Was aber gilt bei Mehrtagestickets?

Die gesetzliche Regelung des KuKuSpoSiG bezieht sich dabei auf ein einzelnes Kulturereignis und den Preis für eine Eintrittskarte, die zu dessen Besuch berechtigt. Es stellt sich nun die Fage, ob eine mehrtägige Veranstaltung wie z.B. ein Festival mit mehreren Konzerten als ein einziges Ereignis gilt oder ob jeder Veranstaltungstag ein eigenes Ereignis darstellt.

Das macht für Verbraucher:innen einen großen Unterschied. Wird eine mehrtägige Veranstaltung als einzelnes Ereignis gesehen, kann der Veranstalter einen Gutschein bis zu € 70,- ausstellen und muss den gesamten Überbetrag refundieren. Wird aber jede Veranstaltung im Rahmen eines bspw. mehrtägigen Festivals als eigenes Ereignis gewertet, dann kann der Veranstalter für jeden Tag einen Gutschein bis zu € 70,- ausstellen. Letzteres ist für Verbraucher:innen unvorteilhaft, da es z.B. bei einem Dreitagesevent mit einem (fiktiven) Preis von 210€ zu keiner Auszahlung kommen würde  und Verbraucher:innen sich mit Gutscheinen zufrieden geben müssen.

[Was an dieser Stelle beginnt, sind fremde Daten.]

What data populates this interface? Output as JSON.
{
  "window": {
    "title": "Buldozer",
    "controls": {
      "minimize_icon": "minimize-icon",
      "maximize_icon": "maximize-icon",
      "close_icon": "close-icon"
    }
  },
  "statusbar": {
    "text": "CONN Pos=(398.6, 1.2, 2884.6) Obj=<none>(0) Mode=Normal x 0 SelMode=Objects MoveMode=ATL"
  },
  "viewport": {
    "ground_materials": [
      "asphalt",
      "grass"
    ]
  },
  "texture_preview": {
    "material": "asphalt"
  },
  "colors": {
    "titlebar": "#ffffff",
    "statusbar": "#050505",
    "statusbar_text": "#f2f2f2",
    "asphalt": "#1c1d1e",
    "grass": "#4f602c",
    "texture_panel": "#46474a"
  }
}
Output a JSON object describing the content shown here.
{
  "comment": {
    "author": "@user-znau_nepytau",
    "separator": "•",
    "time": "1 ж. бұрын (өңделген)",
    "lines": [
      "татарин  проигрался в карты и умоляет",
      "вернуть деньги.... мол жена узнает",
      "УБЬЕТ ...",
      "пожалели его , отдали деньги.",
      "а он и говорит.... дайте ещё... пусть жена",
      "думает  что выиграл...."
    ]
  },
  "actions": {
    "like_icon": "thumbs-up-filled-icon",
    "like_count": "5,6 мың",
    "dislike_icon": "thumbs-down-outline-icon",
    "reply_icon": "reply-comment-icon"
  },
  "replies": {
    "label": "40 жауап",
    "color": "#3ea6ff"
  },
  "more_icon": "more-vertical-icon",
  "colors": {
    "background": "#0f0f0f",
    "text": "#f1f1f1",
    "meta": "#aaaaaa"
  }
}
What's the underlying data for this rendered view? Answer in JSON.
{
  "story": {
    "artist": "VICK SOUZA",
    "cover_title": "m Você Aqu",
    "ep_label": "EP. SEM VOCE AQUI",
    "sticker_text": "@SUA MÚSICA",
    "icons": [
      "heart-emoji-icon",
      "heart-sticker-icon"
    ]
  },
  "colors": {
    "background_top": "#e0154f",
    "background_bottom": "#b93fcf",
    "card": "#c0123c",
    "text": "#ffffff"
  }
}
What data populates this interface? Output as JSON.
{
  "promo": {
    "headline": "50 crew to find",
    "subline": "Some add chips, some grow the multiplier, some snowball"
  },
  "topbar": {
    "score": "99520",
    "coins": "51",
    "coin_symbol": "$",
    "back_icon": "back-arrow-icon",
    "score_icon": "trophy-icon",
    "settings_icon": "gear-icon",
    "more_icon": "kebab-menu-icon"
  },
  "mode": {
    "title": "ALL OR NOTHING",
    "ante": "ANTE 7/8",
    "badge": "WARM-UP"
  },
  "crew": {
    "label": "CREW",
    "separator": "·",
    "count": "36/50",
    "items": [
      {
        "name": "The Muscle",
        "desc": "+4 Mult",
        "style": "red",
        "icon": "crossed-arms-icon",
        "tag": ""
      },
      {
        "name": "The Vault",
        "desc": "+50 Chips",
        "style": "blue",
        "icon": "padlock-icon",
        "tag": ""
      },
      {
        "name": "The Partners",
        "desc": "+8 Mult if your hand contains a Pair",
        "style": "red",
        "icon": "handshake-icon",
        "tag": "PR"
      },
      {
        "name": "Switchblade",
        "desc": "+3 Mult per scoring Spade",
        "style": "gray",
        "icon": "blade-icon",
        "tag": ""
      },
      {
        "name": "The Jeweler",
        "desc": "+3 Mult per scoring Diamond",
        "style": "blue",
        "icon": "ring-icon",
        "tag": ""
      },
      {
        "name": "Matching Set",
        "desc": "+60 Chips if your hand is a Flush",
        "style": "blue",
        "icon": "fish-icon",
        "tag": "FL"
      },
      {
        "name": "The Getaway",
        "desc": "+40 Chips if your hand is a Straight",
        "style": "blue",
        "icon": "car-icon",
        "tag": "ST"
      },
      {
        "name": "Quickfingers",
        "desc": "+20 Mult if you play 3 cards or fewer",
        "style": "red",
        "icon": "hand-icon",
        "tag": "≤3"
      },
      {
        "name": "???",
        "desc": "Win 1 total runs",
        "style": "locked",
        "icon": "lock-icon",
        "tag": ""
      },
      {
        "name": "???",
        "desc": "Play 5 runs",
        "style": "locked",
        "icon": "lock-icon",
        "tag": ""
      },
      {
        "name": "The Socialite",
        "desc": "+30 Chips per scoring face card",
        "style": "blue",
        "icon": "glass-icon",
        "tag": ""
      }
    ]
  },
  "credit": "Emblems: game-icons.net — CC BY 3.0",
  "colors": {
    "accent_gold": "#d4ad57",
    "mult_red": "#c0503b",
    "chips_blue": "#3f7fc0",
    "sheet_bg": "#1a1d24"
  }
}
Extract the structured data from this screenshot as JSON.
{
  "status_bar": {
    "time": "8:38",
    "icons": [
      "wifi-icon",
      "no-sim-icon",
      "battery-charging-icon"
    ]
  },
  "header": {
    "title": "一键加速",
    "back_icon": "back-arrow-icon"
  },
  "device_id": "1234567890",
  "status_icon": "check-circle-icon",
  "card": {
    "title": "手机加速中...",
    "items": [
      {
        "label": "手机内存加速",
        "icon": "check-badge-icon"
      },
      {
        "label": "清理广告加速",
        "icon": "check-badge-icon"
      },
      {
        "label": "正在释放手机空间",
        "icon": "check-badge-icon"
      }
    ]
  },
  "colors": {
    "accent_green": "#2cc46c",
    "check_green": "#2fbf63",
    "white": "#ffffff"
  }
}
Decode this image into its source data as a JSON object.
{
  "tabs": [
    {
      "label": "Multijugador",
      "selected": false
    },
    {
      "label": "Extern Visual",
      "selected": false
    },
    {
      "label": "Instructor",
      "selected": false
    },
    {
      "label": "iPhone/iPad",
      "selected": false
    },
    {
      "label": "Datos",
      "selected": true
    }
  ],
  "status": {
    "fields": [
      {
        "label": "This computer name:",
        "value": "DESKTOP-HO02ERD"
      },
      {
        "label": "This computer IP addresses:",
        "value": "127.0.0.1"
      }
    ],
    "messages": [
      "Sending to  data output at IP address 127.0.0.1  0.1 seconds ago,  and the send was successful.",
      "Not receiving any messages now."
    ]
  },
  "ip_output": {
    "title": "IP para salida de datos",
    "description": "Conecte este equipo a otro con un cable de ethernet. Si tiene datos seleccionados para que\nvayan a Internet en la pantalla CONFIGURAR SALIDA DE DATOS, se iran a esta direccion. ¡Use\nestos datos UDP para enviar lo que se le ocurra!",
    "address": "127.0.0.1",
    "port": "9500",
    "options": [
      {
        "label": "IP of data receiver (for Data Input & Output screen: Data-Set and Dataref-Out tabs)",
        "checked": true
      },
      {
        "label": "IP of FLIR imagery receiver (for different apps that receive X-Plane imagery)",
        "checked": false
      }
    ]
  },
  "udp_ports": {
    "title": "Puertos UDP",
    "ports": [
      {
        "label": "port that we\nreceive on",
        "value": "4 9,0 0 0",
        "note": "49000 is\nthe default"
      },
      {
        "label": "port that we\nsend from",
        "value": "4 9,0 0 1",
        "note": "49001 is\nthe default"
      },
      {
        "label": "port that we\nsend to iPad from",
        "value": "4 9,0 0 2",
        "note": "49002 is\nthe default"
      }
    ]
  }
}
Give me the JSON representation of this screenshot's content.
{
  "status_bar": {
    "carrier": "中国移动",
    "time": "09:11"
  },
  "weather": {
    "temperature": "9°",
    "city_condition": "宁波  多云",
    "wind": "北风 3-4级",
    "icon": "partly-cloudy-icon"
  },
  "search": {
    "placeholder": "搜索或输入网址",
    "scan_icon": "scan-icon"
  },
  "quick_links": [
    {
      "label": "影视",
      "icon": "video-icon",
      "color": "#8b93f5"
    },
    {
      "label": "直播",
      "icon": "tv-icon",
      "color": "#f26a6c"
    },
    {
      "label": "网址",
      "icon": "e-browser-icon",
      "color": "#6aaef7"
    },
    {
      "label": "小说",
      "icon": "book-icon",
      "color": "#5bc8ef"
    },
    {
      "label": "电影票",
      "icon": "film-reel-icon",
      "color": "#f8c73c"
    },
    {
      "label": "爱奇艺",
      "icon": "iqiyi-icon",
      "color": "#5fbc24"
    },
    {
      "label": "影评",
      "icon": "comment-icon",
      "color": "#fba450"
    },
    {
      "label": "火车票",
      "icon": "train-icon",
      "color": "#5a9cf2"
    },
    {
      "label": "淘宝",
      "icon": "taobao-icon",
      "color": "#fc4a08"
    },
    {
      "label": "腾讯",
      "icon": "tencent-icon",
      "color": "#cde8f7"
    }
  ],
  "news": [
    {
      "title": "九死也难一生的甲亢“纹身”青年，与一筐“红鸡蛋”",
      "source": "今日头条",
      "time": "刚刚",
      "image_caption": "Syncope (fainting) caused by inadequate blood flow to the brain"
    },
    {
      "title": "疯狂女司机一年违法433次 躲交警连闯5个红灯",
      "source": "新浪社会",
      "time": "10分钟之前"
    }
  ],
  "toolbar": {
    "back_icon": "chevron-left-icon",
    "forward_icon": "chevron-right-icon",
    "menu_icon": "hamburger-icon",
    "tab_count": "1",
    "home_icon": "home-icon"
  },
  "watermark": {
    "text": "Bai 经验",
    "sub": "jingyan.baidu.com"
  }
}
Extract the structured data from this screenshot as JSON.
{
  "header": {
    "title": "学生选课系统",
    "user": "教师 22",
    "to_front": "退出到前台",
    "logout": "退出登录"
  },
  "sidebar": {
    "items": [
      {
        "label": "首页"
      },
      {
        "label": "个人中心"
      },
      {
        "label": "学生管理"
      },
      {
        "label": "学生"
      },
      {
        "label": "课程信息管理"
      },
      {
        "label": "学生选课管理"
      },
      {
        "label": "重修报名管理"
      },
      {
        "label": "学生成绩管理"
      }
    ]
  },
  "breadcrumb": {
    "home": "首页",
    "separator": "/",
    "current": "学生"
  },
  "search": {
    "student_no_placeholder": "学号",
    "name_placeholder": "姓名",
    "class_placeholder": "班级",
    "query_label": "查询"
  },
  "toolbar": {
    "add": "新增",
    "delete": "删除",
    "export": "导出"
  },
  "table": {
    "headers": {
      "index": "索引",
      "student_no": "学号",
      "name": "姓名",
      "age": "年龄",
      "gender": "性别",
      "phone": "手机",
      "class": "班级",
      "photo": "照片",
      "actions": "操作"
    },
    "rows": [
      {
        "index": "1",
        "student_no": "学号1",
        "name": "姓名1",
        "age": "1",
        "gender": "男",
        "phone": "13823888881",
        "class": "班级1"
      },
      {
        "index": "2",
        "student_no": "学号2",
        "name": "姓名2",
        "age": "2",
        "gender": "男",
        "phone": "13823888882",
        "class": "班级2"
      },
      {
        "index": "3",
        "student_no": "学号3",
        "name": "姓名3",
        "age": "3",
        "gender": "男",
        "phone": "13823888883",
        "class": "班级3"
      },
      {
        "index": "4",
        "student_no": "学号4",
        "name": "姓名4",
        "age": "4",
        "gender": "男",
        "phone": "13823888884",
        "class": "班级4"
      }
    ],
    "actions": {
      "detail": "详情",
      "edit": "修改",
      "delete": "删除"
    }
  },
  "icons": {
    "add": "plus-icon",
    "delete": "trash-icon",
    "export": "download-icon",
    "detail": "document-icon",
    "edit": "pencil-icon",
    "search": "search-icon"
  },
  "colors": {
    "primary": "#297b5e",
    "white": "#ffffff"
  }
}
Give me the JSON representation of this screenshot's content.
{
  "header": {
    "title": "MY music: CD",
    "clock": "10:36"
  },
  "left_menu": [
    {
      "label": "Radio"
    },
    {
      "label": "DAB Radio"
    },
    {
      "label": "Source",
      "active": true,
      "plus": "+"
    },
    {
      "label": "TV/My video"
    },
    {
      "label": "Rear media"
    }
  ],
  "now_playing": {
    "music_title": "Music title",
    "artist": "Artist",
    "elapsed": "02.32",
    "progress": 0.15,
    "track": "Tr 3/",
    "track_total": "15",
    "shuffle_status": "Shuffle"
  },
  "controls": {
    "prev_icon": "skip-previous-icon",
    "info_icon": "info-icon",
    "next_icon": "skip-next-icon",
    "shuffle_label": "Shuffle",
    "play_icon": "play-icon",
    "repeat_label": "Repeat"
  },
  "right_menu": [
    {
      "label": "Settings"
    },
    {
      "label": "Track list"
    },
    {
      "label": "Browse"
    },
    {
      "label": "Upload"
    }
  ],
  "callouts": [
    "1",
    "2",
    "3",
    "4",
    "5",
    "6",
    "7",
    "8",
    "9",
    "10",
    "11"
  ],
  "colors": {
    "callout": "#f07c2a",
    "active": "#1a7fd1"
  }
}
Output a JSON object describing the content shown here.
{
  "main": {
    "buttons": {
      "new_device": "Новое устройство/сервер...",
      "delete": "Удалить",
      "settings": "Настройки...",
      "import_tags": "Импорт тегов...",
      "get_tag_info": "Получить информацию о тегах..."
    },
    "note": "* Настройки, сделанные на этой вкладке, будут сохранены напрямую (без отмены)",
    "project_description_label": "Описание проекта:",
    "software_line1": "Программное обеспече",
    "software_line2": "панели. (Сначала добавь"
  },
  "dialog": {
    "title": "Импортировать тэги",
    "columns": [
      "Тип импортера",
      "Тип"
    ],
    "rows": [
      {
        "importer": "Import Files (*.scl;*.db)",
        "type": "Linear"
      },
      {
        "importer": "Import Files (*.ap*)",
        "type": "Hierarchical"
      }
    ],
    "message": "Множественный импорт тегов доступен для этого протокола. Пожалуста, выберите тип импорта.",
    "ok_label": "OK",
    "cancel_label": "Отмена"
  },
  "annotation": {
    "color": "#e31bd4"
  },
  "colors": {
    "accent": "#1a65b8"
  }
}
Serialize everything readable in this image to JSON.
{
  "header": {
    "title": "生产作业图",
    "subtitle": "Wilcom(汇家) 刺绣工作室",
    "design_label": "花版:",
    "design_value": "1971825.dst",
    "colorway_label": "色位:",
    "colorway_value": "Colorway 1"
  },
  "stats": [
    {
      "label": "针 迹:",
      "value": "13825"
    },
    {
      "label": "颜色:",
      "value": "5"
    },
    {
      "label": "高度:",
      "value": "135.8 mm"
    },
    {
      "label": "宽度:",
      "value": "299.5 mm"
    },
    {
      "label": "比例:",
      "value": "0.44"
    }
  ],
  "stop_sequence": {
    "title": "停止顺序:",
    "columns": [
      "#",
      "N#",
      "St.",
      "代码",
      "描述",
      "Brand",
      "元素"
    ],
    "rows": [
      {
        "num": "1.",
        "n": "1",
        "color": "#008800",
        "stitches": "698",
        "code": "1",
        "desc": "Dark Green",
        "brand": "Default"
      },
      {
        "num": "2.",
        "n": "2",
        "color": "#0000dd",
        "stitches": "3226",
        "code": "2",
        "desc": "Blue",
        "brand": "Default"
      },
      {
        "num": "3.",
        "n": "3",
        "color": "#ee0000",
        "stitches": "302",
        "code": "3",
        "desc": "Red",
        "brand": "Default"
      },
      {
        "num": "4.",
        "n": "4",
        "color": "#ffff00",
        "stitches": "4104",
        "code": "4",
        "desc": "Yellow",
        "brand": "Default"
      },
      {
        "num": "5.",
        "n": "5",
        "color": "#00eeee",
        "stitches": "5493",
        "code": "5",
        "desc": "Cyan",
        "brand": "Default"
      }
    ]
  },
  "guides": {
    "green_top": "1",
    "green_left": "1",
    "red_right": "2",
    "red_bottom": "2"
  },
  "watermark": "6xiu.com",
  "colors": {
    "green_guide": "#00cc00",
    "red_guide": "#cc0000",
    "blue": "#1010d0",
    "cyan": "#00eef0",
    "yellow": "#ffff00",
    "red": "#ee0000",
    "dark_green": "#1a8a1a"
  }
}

Musterprozess der Bundesarbeitskammer

Mit der Frage, wie die Gutscheinregelung bei mehrtägigen Veranstaltungen anzuwenden ist, hatte sich der Oberste Gerichtshof (OGH) im Rahmen eines Musterprozesses der Bundesarbeitskammer auseinanderzusetzen: im konkreten Fall hatte eine Konsumentin um 169,99 EUR einen Festival-Pass (3-Tagesticket) für ein Musikfestival gekauft. Das Festival musste 2020 wegen der COVID-19-Pandemie abgesagt werden.

Die Bundesarbeitskammer vertrat die Rechtsansicht, dass eine mehrtägige Veranstaltung ein einziges Ereignis darstellt und der Veranstalter daher neben dem einen Gutschein über € 70,-  den Restbetrag von € 99,99 auszahlen müsste. Der OGH entschied sich bedauerlicherweise für die für Verbraucher:innen ungünstigere Variante: nachdem im vorliegenden Fall für die mehrtägige Veranstaltung sowohl Mehrtagestickets als auch Tickets für einzelne Tage angeboten wurden, gab der OGH dem Veranstalter Recht, das Festival wie drei einzelne Kulturereignisse zu behandeln und bestätigte damit die Vorgehensweise des Veranstalters, der Verbraucherin 3 Gutscheine in der Höhe von knapp EUR 57,-- auszustellen.